Abstract

Aggression is a substantial behavioral problem in children and adolescents. There has been an increasing amount of research investigating the effectiveness of mindfulness-based intervention (MBI) in reducing levels of aggression. The purpose of this review was to examine how effective mindfulness is in curbing aggressive behaviors in children and adolescents. Studies were identified through searching four electronic databases (PsycINFO, CINAHL, MEDLINE, and Web of Science) with combinations of three groups of keywords supplemented with a manual search. Two independent researchers screened the searched papers, extracted data from papers, and assessed the quality of the studies. The extracted data was synthesized narratively and quantitatively. Eighteen studies (n = 1223) met the inclusion criteria.
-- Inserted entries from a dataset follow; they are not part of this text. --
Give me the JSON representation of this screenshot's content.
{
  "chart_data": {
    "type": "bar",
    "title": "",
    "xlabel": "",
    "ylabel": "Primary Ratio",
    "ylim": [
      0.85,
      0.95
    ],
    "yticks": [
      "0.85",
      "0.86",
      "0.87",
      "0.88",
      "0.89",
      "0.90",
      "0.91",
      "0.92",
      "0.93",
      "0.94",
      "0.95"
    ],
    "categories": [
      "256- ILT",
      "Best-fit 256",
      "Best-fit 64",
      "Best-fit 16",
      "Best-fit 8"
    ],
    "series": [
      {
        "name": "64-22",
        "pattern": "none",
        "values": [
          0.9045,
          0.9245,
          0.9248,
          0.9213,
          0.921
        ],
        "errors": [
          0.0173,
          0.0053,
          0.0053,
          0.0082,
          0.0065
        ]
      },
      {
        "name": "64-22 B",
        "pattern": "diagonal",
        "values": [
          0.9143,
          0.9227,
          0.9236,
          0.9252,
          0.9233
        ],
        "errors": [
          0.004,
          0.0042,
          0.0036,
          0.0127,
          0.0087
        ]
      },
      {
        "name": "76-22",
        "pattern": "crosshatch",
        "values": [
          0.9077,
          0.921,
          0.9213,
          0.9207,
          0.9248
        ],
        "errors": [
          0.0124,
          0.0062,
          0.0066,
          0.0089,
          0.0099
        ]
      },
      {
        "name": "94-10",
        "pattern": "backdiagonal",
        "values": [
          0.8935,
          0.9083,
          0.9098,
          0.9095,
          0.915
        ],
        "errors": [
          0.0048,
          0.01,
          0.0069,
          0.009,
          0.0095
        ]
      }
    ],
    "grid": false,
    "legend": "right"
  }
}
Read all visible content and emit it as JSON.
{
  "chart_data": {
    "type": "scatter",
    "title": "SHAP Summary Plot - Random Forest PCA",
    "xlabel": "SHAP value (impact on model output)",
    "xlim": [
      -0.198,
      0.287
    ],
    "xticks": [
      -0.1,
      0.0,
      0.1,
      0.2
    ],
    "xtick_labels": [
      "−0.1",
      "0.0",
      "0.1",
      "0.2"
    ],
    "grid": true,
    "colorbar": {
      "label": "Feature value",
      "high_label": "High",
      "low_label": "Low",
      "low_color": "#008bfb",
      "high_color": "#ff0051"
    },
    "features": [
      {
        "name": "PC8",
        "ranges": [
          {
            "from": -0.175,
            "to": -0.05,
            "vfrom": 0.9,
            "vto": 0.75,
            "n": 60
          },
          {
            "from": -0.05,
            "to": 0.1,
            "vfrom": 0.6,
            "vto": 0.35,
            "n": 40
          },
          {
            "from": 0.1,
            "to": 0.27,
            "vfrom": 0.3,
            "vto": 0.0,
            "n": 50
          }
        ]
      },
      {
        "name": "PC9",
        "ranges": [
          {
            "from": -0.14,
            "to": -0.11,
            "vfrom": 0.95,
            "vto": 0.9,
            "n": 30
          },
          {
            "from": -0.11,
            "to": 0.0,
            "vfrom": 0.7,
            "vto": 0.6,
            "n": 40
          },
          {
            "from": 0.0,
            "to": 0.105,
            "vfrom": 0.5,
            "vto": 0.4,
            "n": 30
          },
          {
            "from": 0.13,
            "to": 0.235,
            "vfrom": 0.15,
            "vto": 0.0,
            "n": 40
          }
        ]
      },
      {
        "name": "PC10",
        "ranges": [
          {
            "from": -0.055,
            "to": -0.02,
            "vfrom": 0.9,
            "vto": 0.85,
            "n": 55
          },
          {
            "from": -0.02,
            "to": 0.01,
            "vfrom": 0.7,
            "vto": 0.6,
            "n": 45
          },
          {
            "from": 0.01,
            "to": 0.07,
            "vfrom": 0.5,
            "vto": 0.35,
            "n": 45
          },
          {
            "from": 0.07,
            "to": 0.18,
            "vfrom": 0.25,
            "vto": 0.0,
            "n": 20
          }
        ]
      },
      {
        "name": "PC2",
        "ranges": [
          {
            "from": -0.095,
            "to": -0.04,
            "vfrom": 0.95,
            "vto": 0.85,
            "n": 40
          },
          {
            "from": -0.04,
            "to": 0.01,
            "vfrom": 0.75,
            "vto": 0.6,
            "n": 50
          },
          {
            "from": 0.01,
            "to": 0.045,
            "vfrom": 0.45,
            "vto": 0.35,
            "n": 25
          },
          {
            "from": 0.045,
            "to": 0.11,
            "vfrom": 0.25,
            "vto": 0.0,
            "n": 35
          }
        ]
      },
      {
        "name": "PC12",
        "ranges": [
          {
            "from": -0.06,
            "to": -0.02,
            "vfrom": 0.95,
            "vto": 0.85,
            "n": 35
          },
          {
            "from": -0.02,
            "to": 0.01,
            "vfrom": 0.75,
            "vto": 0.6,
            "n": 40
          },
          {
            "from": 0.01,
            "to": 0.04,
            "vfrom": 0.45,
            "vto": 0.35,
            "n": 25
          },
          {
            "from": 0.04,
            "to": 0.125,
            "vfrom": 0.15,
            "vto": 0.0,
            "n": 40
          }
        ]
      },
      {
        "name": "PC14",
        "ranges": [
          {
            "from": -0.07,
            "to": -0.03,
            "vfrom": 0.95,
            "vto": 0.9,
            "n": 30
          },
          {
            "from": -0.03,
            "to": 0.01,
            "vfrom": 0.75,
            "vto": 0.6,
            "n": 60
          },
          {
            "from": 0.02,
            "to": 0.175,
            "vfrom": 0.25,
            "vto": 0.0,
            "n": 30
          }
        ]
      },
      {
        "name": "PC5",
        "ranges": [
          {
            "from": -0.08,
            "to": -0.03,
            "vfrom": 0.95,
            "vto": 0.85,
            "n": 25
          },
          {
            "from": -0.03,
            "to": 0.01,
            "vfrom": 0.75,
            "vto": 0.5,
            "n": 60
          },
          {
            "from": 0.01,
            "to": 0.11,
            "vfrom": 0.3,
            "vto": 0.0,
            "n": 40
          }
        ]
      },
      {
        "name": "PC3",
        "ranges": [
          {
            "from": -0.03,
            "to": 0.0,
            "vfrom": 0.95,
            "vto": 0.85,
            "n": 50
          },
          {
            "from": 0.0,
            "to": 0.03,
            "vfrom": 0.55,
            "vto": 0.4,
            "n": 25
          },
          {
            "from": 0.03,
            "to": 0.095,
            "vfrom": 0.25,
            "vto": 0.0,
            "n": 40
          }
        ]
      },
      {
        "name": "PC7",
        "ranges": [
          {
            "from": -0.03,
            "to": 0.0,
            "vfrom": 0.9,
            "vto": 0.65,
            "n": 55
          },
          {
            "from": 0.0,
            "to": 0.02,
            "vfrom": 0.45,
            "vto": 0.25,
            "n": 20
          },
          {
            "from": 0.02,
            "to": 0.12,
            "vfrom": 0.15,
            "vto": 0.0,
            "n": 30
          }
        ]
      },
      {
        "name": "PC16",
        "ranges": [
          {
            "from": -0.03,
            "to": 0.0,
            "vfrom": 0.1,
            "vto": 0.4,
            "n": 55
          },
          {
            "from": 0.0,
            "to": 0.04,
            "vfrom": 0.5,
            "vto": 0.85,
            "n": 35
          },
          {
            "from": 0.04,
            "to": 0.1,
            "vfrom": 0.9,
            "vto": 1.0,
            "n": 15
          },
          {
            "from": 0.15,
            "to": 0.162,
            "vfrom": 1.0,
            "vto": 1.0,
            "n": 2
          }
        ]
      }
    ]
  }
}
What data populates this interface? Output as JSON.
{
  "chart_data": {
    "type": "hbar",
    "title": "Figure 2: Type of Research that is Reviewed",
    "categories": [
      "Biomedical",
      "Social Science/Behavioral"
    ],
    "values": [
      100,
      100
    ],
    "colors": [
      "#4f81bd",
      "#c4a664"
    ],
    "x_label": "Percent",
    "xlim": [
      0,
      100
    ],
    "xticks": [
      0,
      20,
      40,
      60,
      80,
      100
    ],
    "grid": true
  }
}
Three of the studies were controlled trials, seven were quasi-experimental studies, and an additional eight were single-subject design studies. Except for three studies that had unclear methodological quality, the remaining studies showed adequate research quality. Key findings highlighted evidence supporting the effectiveness of the use of MBI in children and adolescents with aggressive behavior problems. The meta-analytical results indicated that the overall effect size of MBI on aggressiveness is moderate (g = 0.48, CI95 [0.33, 0.63], p < 0.001). Furthermore, sub-group analysis estimated different effect sizes for clinical samples (g = 0.59, CI95 [0.23, 0.95], p = 0.001) and non-clinical samples (g = 0.45, CI95 [0.29, 0.62], p < 0.001). The effectiveness of MBI on child and adolescent aggressive behavior was supported. Compared with non-clinical samples, MBI showed higher effectiveness for clinical samples. Potential mechanisms, methodological strengths and weaknesses, implications, and suggestions for future study are discussed.